In your teens and twenties, music festivals are all about misbehaviour. They're the lawless playgrounds you go to so you can talk to strangers, dance until 6am and get as wasted as possible on your intoxicant of choice, free from the disapproving glares of society.
You may want to carry on doing that in your thirities, forties, fifties or beyond – there's nothing wrong with that. But in the mix it can also be good to have a festival experience you remember more than 40% of and which doesn't leave you an empty shell at the end.
For that, friends, we suggest Latitude – the best festival in Britain for enjoying a little art, a little culture and a little relaxation without feeling like you've gone full 'pipe and slippers' with your summer fun. It is, quite simply, the perfect middle ground between hedonism and grown up pleasures, and here are five reasons why.

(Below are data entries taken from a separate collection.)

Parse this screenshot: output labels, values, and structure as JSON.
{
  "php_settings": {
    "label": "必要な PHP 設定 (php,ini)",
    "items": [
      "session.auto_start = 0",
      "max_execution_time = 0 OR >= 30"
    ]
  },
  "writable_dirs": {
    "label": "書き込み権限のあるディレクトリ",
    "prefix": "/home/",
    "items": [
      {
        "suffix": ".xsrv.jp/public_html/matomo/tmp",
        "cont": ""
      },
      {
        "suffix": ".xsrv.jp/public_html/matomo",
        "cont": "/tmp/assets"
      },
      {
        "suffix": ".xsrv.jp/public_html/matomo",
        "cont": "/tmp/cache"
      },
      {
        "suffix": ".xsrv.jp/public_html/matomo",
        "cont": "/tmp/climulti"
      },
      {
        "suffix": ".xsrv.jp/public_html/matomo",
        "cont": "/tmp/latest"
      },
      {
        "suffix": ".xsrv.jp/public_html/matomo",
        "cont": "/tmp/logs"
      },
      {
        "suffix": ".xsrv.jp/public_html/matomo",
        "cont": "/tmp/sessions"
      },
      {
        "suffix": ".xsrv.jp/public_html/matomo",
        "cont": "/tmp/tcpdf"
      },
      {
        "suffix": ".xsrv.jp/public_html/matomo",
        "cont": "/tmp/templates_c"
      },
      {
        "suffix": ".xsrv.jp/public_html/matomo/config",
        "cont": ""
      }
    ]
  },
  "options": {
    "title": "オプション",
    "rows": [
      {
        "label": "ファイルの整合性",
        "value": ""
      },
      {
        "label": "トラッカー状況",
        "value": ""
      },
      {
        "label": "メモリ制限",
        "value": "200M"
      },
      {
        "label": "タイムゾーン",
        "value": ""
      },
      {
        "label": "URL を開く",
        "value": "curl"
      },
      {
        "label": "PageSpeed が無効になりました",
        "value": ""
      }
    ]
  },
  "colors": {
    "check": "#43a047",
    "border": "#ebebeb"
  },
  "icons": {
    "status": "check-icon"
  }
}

1 | Quality Camping Options
Not sleeping in a rubbish tip surrounded by laughing gas inhaling teenagers is the fundemental essential of having a relaxing time at a music festival, and Latitude's 'glamping' options are among the best. To enjoy the excellent facilities – quality toilets and showers, an excellent breakfast area and bar, friendly staff, clean grass – without spending a fortune, we recommend hiring a tipi from the good people at Pink Moon Camping. They're sturdy, spacious and waiting for you when you arrive (along with a sleeping bag and matt for a little extra), and the atmosphere in the camping area is perfectly relaxed, meaning you can escape the noise of the main stage and get a perfect night's kip.
2 | The Poetry Tent
The USP of Latitude is that it devotes as much of its bill to the arts as it does to music, making it the best music festival outside Glastonbury to enjoy something a touch more cerebal than the latest pop-folk band bellowing away on the main stage. While the comedy tent is usually too rammed to get a good spot (thanks to the highly impressibe bill) and the theatre / politics tents can get a little serious, the poetry area is a haven for those wanted to relax and be entertained without having to sit down in 10cm of space. A mix of performance poetry (much of it far funnier and light-hearted than you might fear), traditional poets (Simon Armitage was 2015's stand out) and a musical acts make it the most stimulating – and chilled out spots – at the festival.
3 | Lake Swimming
For years, festival go-ers at Latitude would, eventually, give in to temptation and leap into its gorgeous lake at some point, much to the despair of the security guards trying to keep order. This year organizers decided to take a legalisation approach and cordorn off an area where people are allowed to have a dip without breaking any rules. The queue is long, as you'd expect, but if the sun is shining, more than worth it: plunging into a cool lake and swimming in the tranquil waters is bliss, not to mention the perfect hangover cure.
4 | The Main Stage
Latitude's main stage is one of best thought-out main stages at any festival, ever. Not only is longer than most, meaning less crowding, but they erect sitting areas meaning if you're tired or want to enjoy an act from the back, you can do so while taking a rest and getting a good view at the same time. If it all sounds rather sedate, remember: the flip sid is that for the people who want to fight their way to the front, there is more space to do so.
5 | The Woods
Yes, lots of festivals have wooded areas – Glastonbury, obviously, and Bestival has a nice one – but there is something about the Latitude forest that sets it apart. Perhaps it is the feeling you're in geniune wilderness, perhaps it is the fact small pockets of great music, bizarre performance or just friendly faces lurk around every twist and turn, but getting lost in this part of the festival is a highlight every year. Don't miss it.